A new roar split the battlefield. The true warriors of Khorne had arrived.
No mere rabble—these were the Chosen of the Blood God, warriors clad in blackened armor, their crimson axes thirsty for flesh. They smashed into the front lines, their sheer momentum throwing Guardsmen off their feet. A berserker drove his axe through a Legionnaire's chest, ripping him open before hurling the corpse at his comrades. Another tore a Chimera's hatch off with his bare hands, dragging the screaming crew out one by one.
A sergeant fired his plasma pistol, the shot boring through a berserker's torso, leaving a melted ruin where his chest had been.
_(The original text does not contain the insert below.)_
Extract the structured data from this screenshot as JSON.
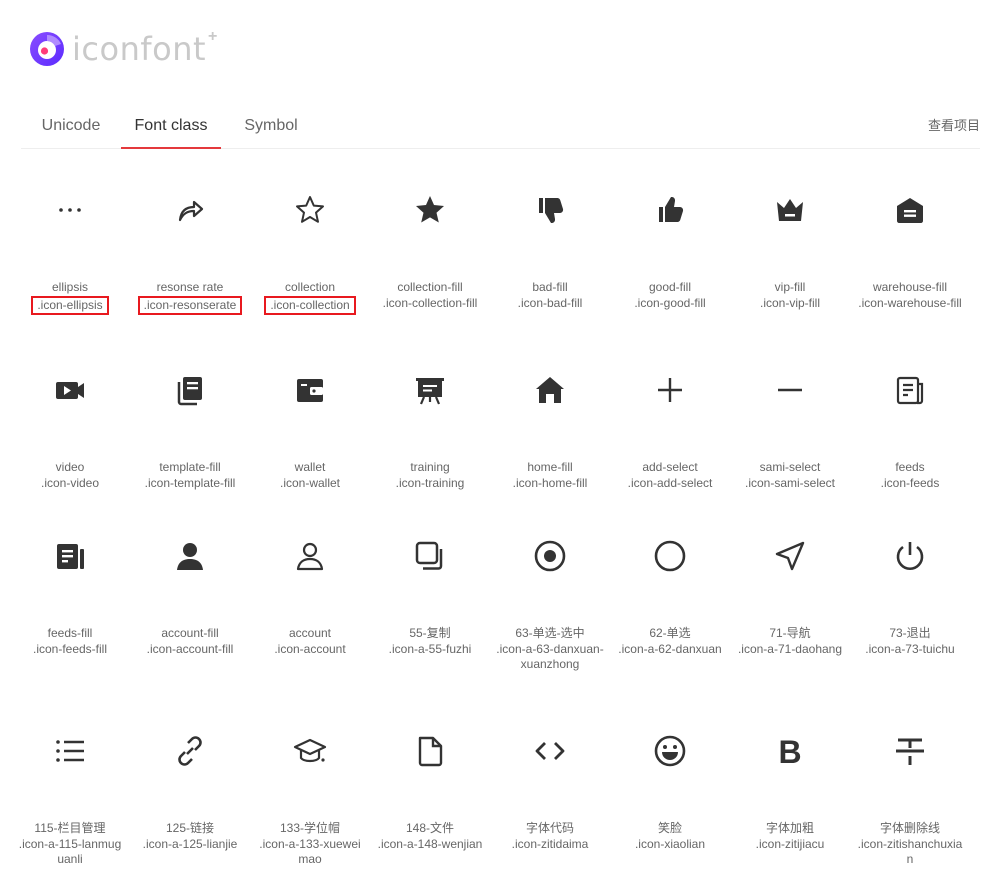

The warrior staggered but did not fall. He laughed through charred lips and brought his chainaxe down, cleaving the sergeant in half from shoulder to waist. Blood coated the bridge. The Steel Legion was being overwhelmed.
Then, a howl rose above the carnage. The sky darkened. A wind howled through the battlefield, unnaturally cold, as the Rune Priest stepped forward.
Varrik Stormwolf raised his staff, his eyes blazing with the power of the storm. He slammed it down.
The bridge cracked beneath him, ice spreading in jagged lines. A dozen berserkers froze mid-charge, their weapons raised, their faces twisted in eternal fury as their bodies turned to solid ice. Another priest raised his hand and spoke a word of death.
A Khornate mutant, twice the size of a man, staggered. He tried to scream, but his breath caught in his throat. His veins bulged—and then he burst apart, his insides decorating the bridge like a ruptured sack of meat. The storm intensified. Bolts of lightning speared through the battlefield, incinerating entire squads of cultists in blinding arcs of power. The Khornate warriors faltered—not in fear, but in rage. They could not kill the storm.
The Leman Russ tanks rolled forward once more, their battle cannons roaring like thunder. A Demolisher shell slammed into a berserker squad, pulverizing them into bloody mist. Rune Priest brought his staff down again, and the ground beneath the remaining cultists split open, sending dozens plummeting into the toxic river below before closing.
This gruesome battle continued for hours until nightfall. The bridge called P:10 was held. The Imperium had won. But the cost was horrific. The dead lay in mountains. The blood had not stopped flowing — yet Khorne cares not from whence the blood flows, only that it flows. And the war was far from over. But now was time for tending the wounded and dead, to get themselves together into any semblance of military order, now was the time for the wolves to lick their wounds and now was a time of questions and answers.